= Lazybed =

Lazybed is a play written by author and playwright Iain Crichton Smith. It was first performed in the Traverse Theatre in Edinburgh, Scotland, on 10 October 1997 with a cast of seven.

== Plot ==

It follows the story of Murdoch, a middle-aged man who takes to his bed for "metaphysical reasons". A series of visitors come and see him in his 'horizontal' state: his mother, his brother, his nosey neighbour 'Snoopy', a life insurance salesman, his local minister, a "medical specialist", and Death – a cheerful, sunny man.

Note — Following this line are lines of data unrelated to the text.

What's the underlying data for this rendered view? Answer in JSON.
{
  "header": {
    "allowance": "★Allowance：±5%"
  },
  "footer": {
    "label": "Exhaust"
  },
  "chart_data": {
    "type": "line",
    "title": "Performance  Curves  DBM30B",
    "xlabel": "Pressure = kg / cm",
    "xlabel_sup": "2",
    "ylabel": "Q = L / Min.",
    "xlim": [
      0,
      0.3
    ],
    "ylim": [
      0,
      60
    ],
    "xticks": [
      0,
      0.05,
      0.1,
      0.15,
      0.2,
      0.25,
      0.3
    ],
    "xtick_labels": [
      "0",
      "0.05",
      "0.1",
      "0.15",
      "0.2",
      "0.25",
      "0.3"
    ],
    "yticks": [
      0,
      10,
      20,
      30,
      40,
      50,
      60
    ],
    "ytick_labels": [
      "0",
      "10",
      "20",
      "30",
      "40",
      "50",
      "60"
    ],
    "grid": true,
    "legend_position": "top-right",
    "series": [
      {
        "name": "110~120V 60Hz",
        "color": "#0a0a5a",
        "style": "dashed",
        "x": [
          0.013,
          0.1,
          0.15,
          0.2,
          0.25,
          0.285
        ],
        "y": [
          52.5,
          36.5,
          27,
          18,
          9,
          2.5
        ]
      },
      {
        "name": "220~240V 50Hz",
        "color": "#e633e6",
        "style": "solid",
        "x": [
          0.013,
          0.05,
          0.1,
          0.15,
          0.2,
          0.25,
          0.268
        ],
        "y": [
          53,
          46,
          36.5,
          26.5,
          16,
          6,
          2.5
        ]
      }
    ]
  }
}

The death of his mother shakes him out of his bed and into life, and while his friendship with Death, who is having issues of his own, develops, Murdoch sets about falling in love.

== Characters ==

Murdo – 39-year-old man

Death – Optimistic grim reaper

Mother – Older lady, Murdo's mother

Neighbour – Older lady, gossip

Judith – Adult lady, love interest

Specialist – Medical specialist

Salesman – Sells insurance

Brother – thirty-something, Murdo's brother

Minister – Stereotypical Church of Scotland Minister

Immanuel Kant – Cloaked metaphysicist

'Voice' – Voice, sounding rather like Murdo's

== Publication ==

It is published in the anthology Scotland Plays, published by Nick Hern Books.